The adjusted cost base of Jabari's partnership interest would have increased by his share of the partnership's income minus any withdrawals he made. Without consideration of various deductions, his 40% share of $200,000 income, less his $50,000 withdrawal, would increase his cost base by $30,000.

Step-by-step explanation:

To understand how Jabari's adjusted cost base of his partnership interest will have increased by the end of the year, we need to do some calculations. The business earned $200,000 for accounting purposes, out of which certain costs were deducted that may not be deductible for tax purposes. Jabari has a 40% interest in the accounting partnership, so he is allocated 40% of the partnership's income and expenses for the year.

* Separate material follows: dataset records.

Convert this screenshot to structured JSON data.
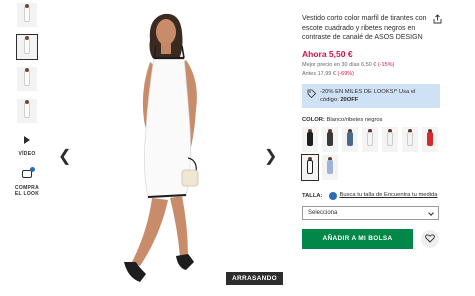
{
  "gallery": {
    "video_label": "VÍDEO",
    "look_label_line1": "COMPRA",
    "look_label_line2": "EL LOOK",
    "badge": "ARRASANDO"
  },
  "product": {
    "title": "Vestido corto color marfil de tirantes con escote cuadrado y ribetes negros en contraste de canalé de ASOS DESIGN",
    "price_now": "Ahora 5,50 €",
    "best_price_text": "Mejor precio en 30 días 6,50 € ",
    "best_price_discount": "(-15%)",
    "before_text": "Antes 17,99 € ",
    "before_discount": "(-69%)"
  },
  "promo": {
    "text_prefix": "-20% EN MILES DE LOOKS!* Usa el código: ",
    "code": "20OFF"
  },
  "color": {
    "label": "COLOR:",
    "value": " Blanco/ribetes negros"
  },
  "size": {
    "label": "TALLA:",
    "fit_link": "Busca tu talla de Encuentra tu medida",
    "select_value": "Selecciona"
  },
  "actions": {
    "add_to_bag": "AÑADIR A MI BOLSA"
  },
  "colors": {
    "accent_green": "#018849",
    "price_red": "#d01345",
    "promo_bg": "#cfe1f5"
  }
}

However, the deductions mentioned such as meals and entertainment costs ($20,000) and charitable donations ($5,000) may not be fully deductible for tax purposes. If tax rules do not allow these expenses to be deducted, they should be added back to the partnership's income to calculate Jabari's share of the income for tax purposes.

Ignoring those deductible items, Jabari's 40% share of the income would be $80,000 ($200,000 × 40%). Since Jabari withdrew $50,000 from the partnership, the remaining amount, $30,000 ($80,000 - $50,000), would serve to increase the adjusted cost base of his partnership interest as of January 1, 2022.